Anyhow, let’s see how to draw a color to screen!

First, there’s some setup code you need to run once, after you initialize Direct3D:

ID3D11Texture2D* pBuffer = NULL;
m_pSwapChain->GetBuffer( 0, __uuidof( ID3D11Texture2D ), ( LPVOID* )&pBuffer );

m_pd3dDevice->CreateRenderTargetView( pBuffer, NULL, &m_pRenderTargetView );

m_pDeviceContext->OMSetRenderTargets( 1, &m_pRenderTargetView, NULL );

Again, let’s take it step by step.

ID3D11Texture2D* pBuffer = NULL;
m_pSwapChain->GetBuffer( 0, __uuidof( ID3D11Texture2D ), ( LPVOID* )&pBuffer );

This is simple enough: you’re making pBuffer point to the buffer (texture) at index 0 of the swap chain. You can’t grab the texture that’s currently displayed to screen, so this is the only texture you have to deal with.

That __uuidof( ID3D11Texture2D ) bit looks confusing, but it’s a fairly common setup here, so try to get comfortable with it! In order to future-proof the D3D APIs, rather than have GetBuffer(...) return a pointer to an ID3D11Texture2D (which will become obsolete come D3D 12), GetBuffer() writes out an empty void* pointer — but it guarantees that you can cast that pointer to whatever type you give in argument 2.

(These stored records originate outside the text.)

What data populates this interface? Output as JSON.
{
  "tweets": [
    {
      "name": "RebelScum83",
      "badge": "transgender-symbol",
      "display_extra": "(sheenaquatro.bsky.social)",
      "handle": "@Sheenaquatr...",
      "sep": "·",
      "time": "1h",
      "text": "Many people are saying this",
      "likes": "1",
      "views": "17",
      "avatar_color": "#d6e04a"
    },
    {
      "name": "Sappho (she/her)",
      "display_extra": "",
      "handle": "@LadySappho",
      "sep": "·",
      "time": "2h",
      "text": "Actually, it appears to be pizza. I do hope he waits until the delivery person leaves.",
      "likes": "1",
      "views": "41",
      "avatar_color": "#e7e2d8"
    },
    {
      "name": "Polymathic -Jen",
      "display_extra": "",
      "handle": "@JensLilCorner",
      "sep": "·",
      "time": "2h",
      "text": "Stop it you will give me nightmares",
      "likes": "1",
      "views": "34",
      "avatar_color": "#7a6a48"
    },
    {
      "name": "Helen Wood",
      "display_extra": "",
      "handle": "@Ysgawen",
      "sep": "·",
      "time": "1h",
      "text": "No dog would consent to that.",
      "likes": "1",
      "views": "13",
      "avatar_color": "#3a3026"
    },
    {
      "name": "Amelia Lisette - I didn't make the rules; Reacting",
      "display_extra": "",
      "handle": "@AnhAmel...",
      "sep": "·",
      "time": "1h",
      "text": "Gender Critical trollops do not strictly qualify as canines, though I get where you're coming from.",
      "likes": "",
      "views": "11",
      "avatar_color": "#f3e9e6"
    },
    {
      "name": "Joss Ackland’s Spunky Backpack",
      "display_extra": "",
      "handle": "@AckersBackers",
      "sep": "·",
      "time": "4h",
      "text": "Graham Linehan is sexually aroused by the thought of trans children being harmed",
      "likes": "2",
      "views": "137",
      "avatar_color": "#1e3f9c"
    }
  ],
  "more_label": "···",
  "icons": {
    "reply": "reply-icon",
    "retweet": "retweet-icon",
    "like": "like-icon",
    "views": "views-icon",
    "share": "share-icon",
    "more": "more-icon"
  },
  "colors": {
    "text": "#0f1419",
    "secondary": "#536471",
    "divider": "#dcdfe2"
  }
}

m_pd3dDevice->CreateRenderTargetView( pBuffer, NULL, &m_pRenderTargetView );

This code makes our D3D Device aware of the texture in our swap chain (which in turn will become the texture displayed in our monitor). Now, pBuffer and m_pRenderTargetView are two different interfaces to the same memory. They both modify the exact same image (which will eventually go to screen), but they expose different ways to modify it. Like an X-ray versus an infrared image of a human body — both offer different information about the same subject.

Calling Release() says that we don’t need to look at our frame texture in any of the methods exposed by pBackBuffer anymore. Our frame texture still exists in memory, but we can only view it through m_pRenderTargetView now. It’s a very good idea to Release() any handles you don’t need anymore.

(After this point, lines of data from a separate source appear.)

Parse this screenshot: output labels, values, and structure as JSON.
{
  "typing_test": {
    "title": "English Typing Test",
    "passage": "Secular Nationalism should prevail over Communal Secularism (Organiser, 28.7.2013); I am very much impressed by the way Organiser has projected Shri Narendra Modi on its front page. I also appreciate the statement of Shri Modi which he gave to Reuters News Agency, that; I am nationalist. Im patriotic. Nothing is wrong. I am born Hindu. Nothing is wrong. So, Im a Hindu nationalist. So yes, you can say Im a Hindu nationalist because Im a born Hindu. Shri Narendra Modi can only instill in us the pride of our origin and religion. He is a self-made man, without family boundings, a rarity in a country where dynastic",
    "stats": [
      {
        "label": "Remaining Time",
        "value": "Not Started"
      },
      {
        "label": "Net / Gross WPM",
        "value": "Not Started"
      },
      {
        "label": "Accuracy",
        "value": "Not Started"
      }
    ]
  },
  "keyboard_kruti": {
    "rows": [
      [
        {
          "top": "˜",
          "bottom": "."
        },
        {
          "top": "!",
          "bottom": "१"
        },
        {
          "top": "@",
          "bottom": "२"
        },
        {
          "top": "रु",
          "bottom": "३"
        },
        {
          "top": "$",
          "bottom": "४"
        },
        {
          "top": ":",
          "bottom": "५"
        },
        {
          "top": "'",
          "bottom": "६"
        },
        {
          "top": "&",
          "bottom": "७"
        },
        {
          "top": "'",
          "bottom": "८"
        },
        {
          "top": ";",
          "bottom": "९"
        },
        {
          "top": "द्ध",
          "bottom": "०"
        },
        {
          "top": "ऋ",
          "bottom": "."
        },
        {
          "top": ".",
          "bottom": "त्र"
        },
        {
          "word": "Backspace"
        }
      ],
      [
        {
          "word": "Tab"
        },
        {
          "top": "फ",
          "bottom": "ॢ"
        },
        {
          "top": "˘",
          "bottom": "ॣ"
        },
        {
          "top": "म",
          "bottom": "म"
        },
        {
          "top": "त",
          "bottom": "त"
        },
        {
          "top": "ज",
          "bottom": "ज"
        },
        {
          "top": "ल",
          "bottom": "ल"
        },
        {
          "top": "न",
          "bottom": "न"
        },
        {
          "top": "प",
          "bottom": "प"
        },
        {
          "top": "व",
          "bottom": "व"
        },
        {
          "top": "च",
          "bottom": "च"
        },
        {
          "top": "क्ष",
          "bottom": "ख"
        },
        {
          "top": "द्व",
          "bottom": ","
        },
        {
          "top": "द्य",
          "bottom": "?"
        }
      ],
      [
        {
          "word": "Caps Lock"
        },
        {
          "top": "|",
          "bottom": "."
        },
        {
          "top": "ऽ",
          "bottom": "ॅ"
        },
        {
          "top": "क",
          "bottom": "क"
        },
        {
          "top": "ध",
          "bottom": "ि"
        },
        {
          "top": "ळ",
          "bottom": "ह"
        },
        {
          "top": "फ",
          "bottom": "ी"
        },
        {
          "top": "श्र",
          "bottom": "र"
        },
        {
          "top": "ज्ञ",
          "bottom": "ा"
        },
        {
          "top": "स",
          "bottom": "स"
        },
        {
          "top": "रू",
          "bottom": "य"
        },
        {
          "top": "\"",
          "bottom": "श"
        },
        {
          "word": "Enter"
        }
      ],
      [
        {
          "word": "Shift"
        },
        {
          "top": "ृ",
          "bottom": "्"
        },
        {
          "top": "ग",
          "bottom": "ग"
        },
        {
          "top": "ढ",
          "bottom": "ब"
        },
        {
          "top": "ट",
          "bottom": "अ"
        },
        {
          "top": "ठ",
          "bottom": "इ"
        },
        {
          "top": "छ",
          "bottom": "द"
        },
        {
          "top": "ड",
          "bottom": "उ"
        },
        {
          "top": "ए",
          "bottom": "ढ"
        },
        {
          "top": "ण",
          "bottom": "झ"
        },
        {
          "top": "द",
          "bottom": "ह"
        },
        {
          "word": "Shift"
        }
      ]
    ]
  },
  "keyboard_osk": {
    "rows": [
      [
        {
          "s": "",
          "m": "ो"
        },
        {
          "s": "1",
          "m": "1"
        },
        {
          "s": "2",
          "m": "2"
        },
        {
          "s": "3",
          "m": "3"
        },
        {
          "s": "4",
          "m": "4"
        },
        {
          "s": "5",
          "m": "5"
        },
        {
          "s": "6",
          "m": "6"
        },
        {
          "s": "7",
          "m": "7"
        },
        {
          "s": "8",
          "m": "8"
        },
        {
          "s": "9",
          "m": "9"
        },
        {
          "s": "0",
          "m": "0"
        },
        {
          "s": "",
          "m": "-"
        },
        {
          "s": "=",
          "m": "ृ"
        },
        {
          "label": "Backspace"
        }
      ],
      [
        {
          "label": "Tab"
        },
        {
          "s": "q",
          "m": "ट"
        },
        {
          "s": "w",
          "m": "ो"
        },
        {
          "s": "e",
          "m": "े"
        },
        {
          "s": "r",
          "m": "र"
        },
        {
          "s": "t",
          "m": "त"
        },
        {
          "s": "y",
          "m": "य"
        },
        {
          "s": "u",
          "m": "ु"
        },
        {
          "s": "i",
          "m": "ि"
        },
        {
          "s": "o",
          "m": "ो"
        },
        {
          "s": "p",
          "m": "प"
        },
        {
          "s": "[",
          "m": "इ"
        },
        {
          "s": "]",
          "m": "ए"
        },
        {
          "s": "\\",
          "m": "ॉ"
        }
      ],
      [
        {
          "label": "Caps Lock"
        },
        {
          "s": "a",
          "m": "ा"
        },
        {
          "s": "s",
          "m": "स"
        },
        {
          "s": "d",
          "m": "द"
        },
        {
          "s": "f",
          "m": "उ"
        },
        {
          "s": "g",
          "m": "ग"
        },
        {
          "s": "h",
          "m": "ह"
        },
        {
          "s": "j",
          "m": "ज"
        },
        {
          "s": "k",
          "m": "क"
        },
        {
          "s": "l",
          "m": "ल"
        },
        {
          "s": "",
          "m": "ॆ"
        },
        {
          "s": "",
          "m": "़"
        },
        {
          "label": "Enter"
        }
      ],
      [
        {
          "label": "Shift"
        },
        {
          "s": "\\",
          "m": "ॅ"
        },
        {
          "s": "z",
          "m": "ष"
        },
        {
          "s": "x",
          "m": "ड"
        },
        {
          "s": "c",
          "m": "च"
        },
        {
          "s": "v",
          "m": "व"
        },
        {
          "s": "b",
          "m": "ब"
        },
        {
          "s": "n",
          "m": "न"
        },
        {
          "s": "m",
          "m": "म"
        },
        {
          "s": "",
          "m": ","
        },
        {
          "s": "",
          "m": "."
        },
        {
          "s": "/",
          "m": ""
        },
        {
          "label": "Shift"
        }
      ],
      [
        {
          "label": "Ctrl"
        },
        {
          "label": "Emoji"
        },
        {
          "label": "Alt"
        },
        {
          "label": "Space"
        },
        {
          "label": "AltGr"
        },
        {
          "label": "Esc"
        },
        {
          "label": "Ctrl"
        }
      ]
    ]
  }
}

m_pDeviceContext->OMSetRenderTargets( 1, &m_pRenderTargetView, NULL );

This says “Hey GPU! Render to this buffer”. Because we’re clever, we just made sure the buffer we’re rendering to is the one that gets displayed to screen — but it’s still not on screen yet! WE ARE SO CLOSE.

Fun fact: The “OM” stands for “Output Merger”, because it takes all the information you give the video card (which shaders/vertices/etc to use) and merges them all to create an output image.

In your update loop, or some loop that gets called every time you want to draw a new frame, include this code:

float ClearColor[4] = {
(float)rand() / RAND_MAX, //red
(float)rand() / RAND_MAX, //green
(float)rand() / RAND_MAX, //blue
1.0f //alpha
m_pDeviceContext->ClearRenderTargetView( m_pRenderTargetView, ClearColor );
m_pSwapChain->Present( 0, 0 );

Hey, simple!

Your ClearColor is a standard RGBA color — 0 is min, 1 is max. Now that we set our DeviceContext to write to the SwapChain back buffer, that clear command on m_pRenderTargetView clears our backbuffer to ClearColor, and we just tell SwapChain to present it.